9.14.2005

I am a bad mother

I am out of town for work. It is very very quiet here.

I found out last week that I was going to have to travel for a couple of days, and because I am a moron I decided that I couldn’t leave my babies and announced that I was taking them with me. Watch how the story unfolds…

My husband is also out of town for a few days, which means that I have been handling the boys at night for the past few nights. Nights that they DID NOT SLEEP. Guess who else DID NOT SLEEP? I am so freaking tired right now… Anyway, last night sucked ass. They were up and down, up and down…but mostly up. They decided not to eat on the same schedule and had me up almost all night with one or the other…or sometimes just to change it up – both.

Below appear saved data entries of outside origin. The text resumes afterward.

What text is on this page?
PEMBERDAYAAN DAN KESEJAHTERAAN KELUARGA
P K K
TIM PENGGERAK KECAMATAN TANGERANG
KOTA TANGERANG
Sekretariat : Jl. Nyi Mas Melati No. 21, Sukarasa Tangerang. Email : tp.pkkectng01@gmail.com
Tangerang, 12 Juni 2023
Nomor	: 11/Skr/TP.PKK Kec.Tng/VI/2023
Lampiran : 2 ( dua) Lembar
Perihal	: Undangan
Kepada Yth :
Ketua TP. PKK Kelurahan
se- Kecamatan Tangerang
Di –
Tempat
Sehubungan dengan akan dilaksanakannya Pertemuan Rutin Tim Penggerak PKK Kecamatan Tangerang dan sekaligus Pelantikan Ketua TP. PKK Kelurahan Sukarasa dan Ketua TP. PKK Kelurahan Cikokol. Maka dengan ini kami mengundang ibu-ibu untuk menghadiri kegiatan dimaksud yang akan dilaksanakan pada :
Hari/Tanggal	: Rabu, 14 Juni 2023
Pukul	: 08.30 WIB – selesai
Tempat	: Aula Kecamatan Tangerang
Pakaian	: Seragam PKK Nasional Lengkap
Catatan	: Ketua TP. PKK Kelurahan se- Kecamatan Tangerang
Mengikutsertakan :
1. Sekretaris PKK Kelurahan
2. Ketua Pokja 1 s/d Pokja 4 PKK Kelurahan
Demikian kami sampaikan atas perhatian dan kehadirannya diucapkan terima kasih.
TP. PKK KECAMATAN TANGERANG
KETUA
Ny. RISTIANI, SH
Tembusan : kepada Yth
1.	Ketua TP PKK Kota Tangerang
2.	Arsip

So this morning as I was contemplating getting ready and packing all of their shit in the car, I lost it. Roark was crying, Cole was grunting. Roark wouldn’t eat, Cole wouldn’t sleep, and I had to leave soon. I unpacked everything of theirs that I had packed so far, called my husband, and told him that they would be there waiting for him with his mother when he returns tonight. Then I grabbed my stuff and headed out the door. Without my babies. And I cried most of the way to Austin.

I did stop crying for a little while when I got pulled over by the state-fucking-trooper because my inspection sticker expired a few months ago. Bastard. And I stopped crying long enough to drink my coffee… and well, as I sit in my very quiet hotel room right now, I am not crying. I am just listening to the silence wishing I could go to sleep right now and not wake up until tomorrow.